Home >Companies >News >Data exposed at Dr Lal PathLabs

Dr Lal PathLabs left private medical records of millions of customers, including those who tested for covid-19, for about a year on an unsecured cloud server until the country’s largest diagnostic chain was notified about the exposure by cybersecurity expert Sami Toivonen.

“The estimate of total patient records is in millions and some of the oldest records dated back to early 2019. The publicly exposed S3 bucket contained over 9,000 files that included booking details, names, gender, addresses, phone numbers, email addresses, patient UIDs (unique identification numbers), digital signatures, limited payment details, doctor details and codes, and details and pictures of where, when, and what laboratory tests were taken," Melbourne-based Toivonen said in an interview.

The company stored the spreadsheets containing sensitive patient data in a storage bucket on Amazon Web Services without a password, allowing anyone to access the data.

The data exposure, first reported by tech news website TechCrunch, highlights the poor security practices followed by firms that store sensitive information on cloud servers. These practices have given easy access to hackers scouring the Internet for personal data.

Toivonen said he last month notified the data exposure to Dr Lal PathLabs, which shut access within a couple of hours. “It’s unclear for how long it was exposed or if any malicious actors have accessed the data," Toivonen said.

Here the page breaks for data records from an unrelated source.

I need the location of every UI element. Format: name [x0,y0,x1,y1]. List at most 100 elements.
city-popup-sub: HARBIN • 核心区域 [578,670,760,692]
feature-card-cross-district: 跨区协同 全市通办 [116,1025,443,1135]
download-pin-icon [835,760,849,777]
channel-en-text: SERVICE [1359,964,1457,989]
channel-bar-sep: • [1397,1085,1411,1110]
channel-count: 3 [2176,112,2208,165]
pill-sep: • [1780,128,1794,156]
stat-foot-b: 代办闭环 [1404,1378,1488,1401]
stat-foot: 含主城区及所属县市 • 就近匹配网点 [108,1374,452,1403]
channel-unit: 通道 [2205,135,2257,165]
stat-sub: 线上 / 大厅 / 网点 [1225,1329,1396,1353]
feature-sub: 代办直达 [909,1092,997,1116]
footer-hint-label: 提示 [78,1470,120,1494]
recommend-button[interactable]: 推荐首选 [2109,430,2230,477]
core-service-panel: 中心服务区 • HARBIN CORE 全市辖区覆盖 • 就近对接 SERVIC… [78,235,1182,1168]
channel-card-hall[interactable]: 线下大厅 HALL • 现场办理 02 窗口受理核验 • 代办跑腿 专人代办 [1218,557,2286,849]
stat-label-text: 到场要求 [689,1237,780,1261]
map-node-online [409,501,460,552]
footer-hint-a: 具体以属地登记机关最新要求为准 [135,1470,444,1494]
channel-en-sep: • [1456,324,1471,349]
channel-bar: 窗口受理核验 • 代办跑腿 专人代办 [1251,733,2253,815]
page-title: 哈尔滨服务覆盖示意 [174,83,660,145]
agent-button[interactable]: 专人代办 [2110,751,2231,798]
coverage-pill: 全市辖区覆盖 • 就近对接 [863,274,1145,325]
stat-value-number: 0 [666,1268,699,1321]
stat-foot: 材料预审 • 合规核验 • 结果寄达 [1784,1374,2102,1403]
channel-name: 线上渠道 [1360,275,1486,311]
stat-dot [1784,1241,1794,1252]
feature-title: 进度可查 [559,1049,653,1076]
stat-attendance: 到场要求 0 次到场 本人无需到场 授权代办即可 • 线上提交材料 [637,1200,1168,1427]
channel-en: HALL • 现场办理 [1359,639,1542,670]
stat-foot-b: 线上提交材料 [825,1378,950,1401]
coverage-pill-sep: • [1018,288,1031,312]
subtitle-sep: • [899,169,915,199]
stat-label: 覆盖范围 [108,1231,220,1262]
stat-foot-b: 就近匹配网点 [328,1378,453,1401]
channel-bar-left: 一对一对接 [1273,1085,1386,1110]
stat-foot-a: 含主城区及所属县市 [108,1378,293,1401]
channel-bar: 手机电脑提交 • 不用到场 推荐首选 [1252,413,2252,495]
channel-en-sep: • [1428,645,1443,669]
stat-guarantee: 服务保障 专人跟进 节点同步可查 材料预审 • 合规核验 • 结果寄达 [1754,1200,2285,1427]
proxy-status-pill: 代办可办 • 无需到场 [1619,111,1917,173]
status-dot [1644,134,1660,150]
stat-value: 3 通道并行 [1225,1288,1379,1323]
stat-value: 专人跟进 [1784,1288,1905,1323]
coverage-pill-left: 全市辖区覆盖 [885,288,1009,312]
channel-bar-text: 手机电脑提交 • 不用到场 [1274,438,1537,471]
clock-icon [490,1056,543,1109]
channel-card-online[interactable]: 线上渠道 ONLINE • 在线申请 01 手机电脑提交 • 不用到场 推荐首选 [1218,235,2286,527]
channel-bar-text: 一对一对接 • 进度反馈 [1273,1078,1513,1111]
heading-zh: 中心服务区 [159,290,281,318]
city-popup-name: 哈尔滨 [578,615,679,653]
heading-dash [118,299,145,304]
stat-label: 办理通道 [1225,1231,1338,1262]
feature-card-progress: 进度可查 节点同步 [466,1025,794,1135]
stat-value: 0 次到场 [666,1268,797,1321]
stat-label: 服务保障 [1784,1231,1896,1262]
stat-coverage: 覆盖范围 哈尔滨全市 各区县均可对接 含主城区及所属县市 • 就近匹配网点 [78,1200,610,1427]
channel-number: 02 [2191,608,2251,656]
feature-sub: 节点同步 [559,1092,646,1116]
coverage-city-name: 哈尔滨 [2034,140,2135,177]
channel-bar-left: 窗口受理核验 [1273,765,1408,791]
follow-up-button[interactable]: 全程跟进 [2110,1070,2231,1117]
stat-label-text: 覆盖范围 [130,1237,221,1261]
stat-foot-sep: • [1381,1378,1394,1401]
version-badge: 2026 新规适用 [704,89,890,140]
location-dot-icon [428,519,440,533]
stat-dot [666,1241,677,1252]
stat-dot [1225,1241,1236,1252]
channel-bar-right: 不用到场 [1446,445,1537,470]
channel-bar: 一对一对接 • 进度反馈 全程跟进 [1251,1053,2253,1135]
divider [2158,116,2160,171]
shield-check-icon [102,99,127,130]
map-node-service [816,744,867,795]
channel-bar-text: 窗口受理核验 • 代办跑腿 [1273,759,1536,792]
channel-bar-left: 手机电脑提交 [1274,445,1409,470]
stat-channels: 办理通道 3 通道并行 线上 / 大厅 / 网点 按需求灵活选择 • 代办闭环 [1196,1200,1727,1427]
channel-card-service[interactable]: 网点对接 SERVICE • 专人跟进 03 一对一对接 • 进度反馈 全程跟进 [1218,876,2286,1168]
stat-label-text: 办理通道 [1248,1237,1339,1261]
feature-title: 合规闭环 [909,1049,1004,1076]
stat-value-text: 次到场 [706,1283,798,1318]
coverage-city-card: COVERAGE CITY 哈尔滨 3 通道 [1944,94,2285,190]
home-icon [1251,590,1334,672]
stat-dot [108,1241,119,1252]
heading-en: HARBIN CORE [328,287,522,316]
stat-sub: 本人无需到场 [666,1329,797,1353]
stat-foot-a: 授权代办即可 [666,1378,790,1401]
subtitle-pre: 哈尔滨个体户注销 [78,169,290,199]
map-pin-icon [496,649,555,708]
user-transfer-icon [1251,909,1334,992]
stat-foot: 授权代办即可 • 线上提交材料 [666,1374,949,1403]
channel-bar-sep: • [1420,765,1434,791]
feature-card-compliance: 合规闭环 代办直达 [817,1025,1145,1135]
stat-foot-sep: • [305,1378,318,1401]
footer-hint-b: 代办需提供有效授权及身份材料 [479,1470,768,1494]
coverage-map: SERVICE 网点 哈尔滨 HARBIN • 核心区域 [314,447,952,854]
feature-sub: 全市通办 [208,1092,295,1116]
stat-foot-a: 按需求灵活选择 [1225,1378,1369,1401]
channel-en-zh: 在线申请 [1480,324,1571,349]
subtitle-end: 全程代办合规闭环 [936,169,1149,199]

In a note, Dr Lal PathLabs confirmed there was an exposure of some of its data records.

“We received an email from a cybersecurity researcher about a misconfiguration in one of our minor web applications where some temporary records were stored for operational purposes. This involved less than 0.5% of our records and was immediately fixed. Relevant authorities have also been kept informed," a Dr Lal PathLabs spokesperson said, adding the company is committed to information security.

Medical data is highly valued in the dark web, and generally, this kind of data can be misused in many ways in scams, frauds and phishing, Toivonen said.

“Their customers should be on the lookout for emails, text messages, and phone calls from fraudsters posing as Dr Lal Pathlabs or a related company. Scammers can use the database’s information to make the message seem more convincing," he added.